The question is as follows:
Design a simple digital filter of the form $$y[n] = a_0 x[n] + a_1 x[n-1] + a_2 x[n-2]$$ to remove a narrowband disturbance with frequency $f_0 = 70 \,\rm{Hz}$. Let $f_s = 280 \, \rm{Hz}$ be the sampling frequency.
a) Determine the desired zeros and poles of the filter.

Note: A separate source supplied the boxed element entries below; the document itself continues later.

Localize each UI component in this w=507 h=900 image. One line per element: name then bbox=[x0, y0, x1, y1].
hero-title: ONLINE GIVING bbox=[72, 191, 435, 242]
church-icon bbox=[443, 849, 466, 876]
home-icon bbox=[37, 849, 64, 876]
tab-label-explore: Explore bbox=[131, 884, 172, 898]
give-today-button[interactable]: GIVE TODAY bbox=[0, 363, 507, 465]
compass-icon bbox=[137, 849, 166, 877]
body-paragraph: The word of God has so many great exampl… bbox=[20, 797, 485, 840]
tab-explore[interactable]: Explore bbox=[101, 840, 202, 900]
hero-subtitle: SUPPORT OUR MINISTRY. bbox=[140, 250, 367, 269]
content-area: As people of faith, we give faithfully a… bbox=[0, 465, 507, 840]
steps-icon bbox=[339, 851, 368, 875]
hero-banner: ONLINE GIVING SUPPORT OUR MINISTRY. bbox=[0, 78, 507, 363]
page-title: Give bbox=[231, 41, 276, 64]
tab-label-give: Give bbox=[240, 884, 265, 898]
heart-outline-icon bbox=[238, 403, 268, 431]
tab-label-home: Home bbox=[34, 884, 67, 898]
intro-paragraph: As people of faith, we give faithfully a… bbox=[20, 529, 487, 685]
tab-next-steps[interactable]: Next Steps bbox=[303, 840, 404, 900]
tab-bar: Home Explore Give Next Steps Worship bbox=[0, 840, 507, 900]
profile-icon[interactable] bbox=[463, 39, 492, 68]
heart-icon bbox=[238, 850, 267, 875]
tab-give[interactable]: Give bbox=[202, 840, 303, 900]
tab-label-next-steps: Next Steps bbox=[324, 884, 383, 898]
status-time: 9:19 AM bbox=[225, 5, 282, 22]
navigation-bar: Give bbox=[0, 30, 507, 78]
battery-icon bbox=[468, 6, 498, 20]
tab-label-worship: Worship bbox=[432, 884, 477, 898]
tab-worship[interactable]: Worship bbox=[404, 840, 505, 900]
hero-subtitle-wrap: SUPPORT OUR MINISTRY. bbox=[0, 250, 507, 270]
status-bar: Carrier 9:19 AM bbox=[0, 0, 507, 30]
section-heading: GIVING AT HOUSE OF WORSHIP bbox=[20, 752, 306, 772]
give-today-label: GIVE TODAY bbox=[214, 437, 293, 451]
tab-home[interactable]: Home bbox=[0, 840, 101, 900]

So in order to find the zeroes and poles; First I find the transfer function:
$$ H(z) = K \frac{(z-z_1)(z-z_2)}{(z-p_1)(z-p_2)} $$
However, since we want to remove the disturbance, we must have $H(e^{i\omega_0})$ such that $ \omega_0 = 2 \pi \left( \frac{f_0}{f_s} \right) = \frac{\pi}{2}$. This means that we have $z_1 = i$ and $z_2 = -i$. I assume I've worked out the zeroes correctly. However, I'm not sure how to calculate the poles. Any guidance would be appreciated.
EDIT: Follow up question:
What would be the process in calculating the transform function for the filter. Where
$$y[n] = a_0x[n] + a_1x[n-1] + a_2x[n-2]+b_1y[n-1]+b_2y[n-2]$$
Since this is a FIR filter, there is no pole. The Z-transform writes $$ Y(z)= b_0 X(z)+b_1 z^{-1}X(z)+b_2 z^{-2}X(z) $$
The transfer function is $$ H(z)= \frac{Y(z)}{X(z)} = b_0(1-z_1z^{-1})(1-z_1^*z^{-1}) $$ So $z_1=\rho e^{i2\pi f_N/f_s}$ with $f_N=70$ Hz, $f_s=280$ Hz from which $b_2=b_0\rho^2,b_1=-2b_0\rho \cos(2\pi f_N/f_s)$.
The gain is set to unity if $b_0=1/|1-z_1|^2$.